Brad "Tiki Shark" Parker can barely find the words to describe his frustration after seeing his artwork plastered on a website called CafePress.
"I almost threw up. It's like someone broke into my house and stole something," said Parker.
Parker calls himself a Polynesian pop culture artist. He says the website stole his most famous painting called "Forbidden Island." It now appears on 200 different trinkets, from bags to slippers.

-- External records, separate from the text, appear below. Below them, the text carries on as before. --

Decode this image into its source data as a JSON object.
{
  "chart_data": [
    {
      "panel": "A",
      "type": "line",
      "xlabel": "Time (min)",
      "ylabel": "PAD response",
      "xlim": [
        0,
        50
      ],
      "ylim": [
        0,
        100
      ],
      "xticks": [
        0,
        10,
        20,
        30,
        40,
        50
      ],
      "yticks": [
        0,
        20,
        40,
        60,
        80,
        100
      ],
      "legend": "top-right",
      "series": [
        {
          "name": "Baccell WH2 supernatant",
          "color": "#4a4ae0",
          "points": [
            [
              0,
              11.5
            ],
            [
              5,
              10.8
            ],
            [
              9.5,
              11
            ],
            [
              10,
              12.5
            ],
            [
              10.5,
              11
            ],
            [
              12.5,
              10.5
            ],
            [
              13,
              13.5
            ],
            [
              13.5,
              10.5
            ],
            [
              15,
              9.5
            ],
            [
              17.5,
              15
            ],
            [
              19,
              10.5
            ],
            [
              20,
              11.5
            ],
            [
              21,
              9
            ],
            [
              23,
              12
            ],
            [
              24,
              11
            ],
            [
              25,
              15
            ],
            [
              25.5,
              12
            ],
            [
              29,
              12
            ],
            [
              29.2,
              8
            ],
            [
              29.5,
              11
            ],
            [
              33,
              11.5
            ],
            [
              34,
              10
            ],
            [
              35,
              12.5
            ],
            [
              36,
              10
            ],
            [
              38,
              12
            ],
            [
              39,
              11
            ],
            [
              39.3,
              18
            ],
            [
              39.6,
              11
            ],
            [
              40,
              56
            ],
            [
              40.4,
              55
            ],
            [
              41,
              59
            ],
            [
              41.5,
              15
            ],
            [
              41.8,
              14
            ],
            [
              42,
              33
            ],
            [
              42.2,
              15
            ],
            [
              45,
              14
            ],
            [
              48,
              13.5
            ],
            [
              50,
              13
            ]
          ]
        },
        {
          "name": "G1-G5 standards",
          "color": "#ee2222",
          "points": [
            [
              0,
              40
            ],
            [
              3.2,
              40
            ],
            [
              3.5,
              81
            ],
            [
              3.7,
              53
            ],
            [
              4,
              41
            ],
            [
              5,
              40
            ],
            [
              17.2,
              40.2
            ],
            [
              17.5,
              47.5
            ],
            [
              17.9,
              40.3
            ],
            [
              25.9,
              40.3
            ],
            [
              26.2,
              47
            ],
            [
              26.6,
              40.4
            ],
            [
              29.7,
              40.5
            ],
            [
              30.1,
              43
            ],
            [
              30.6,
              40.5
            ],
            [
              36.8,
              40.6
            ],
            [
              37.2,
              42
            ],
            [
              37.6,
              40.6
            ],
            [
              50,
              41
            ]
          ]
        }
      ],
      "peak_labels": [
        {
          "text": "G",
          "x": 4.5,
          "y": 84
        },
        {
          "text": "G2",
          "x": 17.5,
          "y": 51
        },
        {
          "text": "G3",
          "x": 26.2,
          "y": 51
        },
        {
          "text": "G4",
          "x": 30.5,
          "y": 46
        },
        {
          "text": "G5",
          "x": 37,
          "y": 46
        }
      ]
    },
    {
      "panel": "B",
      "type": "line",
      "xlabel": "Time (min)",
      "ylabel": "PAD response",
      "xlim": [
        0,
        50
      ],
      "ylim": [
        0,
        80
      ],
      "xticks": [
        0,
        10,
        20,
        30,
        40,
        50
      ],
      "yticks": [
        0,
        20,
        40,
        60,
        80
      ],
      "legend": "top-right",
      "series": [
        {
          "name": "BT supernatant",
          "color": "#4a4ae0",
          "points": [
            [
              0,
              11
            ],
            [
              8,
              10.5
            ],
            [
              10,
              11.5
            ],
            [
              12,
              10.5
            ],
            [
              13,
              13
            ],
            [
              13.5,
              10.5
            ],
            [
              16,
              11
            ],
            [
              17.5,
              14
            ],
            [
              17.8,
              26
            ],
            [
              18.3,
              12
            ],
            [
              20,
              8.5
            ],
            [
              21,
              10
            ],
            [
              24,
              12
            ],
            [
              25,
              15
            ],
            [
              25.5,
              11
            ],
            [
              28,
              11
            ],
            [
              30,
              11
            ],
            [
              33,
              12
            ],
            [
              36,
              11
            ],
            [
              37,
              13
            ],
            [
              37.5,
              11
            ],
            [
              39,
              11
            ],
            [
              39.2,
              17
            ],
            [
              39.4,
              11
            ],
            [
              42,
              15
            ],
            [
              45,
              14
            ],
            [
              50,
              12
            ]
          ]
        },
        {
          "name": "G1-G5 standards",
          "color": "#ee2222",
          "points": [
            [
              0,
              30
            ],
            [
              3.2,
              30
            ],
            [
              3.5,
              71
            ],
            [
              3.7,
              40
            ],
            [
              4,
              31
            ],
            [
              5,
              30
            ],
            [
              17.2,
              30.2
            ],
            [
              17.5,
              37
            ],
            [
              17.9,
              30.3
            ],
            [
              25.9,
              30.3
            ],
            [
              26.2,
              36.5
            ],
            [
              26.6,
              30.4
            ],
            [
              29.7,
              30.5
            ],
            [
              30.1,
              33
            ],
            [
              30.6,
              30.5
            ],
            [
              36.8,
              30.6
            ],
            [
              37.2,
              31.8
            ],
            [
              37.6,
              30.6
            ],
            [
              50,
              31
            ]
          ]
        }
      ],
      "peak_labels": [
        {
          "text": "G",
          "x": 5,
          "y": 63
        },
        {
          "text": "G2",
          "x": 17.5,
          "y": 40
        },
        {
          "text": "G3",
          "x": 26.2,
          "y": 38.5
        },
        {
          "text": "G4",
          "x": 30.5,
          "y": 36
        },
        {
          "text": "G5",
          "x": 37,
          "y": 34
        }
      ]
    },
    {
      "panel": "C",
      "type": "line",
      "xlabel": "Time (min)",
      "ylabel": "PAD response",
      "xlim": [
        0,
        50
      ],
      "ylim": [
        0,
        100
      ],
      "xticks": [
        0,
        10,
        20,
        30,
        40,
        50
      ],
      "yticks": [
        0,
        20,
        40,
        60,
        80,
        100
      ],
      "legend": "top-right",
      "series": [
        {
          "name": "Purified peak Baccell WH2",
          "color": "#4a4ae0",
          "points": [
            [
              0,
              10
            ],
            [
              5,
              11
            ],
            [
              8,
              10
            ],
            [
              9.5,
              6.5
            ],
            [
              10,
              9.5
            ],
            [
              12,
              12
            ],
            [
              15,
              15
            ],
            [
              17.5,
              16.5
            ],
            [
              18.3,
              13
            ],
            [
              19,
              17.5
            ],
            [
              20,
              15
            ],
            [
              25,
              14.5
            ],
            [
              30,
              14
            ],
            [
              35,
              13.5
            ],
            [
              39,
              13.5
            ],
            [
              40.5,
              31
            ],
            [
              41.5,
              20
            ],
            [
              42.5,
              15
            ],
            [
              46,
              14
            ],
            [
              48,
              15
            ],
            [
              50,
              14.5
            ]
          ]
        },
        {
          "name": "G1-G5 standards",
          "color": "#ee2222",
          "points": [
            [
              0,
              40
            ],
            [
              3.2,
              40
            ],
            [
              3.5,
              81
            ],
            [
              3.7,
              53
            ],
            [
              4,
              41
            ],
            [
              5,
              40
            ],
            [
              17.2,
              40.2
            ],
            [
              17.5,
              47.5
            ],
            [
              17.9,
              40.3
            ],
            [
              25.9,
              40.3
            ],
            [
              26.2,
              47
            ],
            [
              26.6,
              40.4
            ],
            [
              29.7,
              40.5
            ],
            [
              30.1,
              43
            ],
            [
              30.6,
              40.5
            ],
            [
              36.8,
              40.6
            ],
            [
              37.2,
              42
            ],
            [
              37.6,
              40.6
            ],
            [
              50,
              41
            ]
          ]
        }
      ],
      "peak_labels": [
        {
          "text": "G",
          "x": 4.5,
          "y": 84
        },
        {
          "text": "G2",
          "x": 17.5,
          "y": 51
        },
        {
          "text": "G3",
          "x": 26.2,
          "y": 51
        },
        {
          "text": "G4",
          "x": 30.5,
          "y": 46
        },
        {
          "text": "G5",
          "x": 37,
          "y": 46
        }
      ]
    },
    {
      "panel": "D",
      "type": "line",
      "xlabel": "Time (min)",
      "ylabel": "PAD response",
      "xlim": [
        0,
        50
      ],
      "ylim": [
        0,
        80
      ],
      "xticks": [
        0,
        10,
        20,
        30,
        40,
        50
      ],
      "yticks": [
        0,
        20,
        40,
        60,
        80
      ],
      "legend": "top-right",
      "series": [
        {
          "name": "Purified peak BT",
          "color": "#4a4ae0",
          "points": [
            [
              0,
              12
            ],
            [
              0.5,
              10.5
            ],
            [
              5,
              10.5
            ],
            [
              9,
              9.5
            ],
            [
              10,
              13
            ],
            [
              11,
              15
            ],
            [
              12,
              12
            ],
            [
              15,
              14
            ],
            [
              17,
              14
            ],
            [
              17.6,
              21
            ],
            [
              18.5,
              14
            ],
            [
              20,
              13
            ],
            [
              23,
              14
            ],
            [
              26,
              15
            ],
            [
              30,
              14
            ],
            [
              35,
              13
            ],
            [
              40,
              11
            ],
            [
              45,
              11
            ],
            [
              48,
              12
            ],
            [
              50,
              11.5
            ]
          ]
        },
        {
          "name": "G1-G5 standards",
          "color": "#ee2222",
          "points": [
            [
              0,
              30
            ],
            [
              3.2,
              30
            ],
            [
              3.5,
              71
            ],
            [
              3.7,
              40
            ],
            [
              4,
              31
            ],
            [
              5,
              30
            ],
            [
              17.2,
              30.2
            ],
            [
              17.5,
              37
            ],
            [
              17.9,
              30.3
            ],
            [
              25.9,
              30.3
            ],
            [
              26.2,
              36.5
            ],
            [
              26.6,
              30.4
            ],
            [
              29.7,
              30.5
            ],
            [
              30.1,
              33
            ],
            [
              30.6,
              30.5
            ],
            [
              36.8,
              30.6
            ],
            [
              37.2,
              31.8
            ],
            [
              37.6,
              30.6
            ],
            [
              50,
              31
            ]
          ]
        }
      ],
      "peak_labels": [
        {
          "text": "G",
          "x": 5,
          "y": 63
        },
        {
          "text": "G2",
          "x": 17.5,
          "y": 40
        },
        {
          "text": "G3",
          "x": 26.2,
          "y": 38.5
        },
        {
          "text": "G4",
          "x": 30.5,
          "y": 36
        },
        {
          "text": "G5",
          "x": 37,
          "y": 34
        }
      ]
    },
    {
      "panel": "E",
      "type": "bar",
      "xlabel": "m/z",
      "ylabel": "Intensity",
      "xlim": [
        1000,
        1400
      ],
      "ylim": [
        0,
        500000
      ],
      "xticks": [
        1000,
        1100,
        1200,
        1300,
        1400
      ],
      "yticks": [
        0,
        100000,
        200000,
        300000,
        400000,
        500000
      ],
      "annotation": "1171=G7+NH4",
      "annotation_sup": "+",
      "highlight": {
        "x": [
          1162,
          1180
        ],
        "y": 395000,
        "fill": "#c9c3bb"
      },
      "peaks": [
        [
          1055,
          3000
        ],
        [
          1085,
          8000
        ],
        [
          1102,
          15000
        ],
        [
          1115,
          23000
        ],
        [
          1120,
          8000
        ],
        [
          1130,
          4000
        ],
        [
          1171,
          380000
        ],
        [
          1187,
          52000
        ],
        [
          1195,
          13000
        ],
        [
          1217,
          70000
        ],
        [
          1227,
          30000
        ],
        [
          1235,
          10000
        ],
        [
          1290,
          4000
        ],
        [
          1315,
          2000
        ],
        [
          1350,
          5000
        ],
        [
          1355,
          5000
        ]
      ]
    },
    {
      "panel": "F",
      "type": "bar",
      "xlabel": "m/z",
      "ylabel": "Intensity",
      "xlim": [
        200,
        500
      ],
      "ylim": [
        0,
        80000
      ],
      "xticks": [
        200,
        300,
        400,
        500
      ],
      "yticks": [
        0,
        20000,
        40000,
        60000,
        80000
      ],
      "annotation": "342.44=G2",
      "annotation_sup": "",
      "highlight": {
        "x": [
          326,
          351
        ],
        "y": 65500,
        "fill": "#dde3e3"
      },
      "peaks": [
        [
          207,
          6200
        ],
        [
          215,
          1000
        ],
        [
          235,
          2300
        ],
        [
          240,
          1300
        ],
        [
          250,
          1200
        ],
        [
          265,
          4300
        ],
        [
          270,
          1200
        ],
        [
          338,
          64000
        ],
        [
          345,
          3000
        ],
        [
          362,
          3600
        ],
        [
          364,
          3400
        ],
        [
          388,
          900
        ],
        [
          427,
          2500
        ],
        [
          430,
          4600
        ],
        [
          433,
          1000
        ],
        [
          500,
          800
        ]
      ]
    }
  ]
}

"I wanted to make absolutely sure it was my artwork, so I ordered something and it came to me across state lines and it was exactly my artwork with my signature removed," said Parker.

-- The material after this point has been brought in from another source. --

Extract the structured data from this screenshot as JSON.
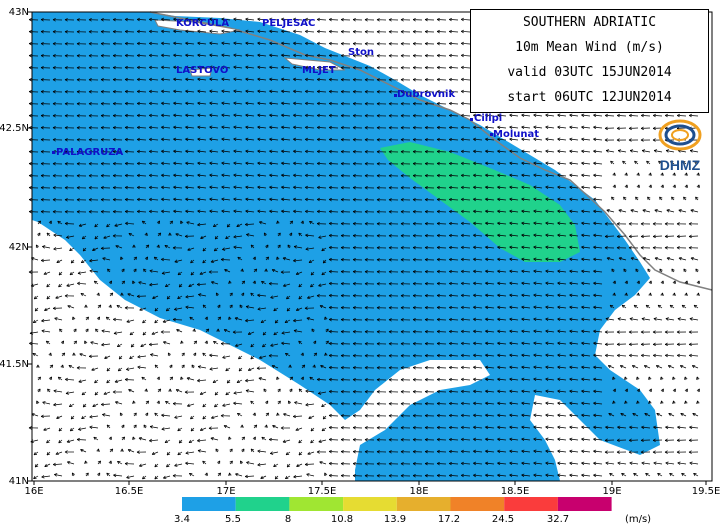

Since his artwork was already out there, the Kailua-Kona artist says he lost a $250,000 exclusive contract with an affiliate of Body Glove.
"He wanted exclusive right to the art. I said, great. Fine. You can have it," said Parker. "Then he calls me in the middle of the deal and says you lied to me. I said, what are you talking about? Your artwork is used in all kinds of items. It's used all over the Internet."
Now, he's suing CafePress for copyright and trademark infringement and a handful of colleagues are in Honolulu to support him.
CafePress says it didn't infringe upon anything.
"CafePress, like most Internet service providers, have agreements who provide their material. Those agreements require people to represent and warrant that they are the originators of the works," said CafePress attorney Paul Maki.
Parker fired back saying the company has no checks and balances to verify that the person submitting the work is indeed the original artist.
"They don't go out to check independently on whether those people who make the material available whether their representation or warranties are accurate. They rely on that," said Maki.
The website took the images down after Parker's request. But, the eclectic artist says the damage had already been done.
The case is expected to go to trial in February 2015, but Parker says even if he does win the trial, his reputation has already been damaged.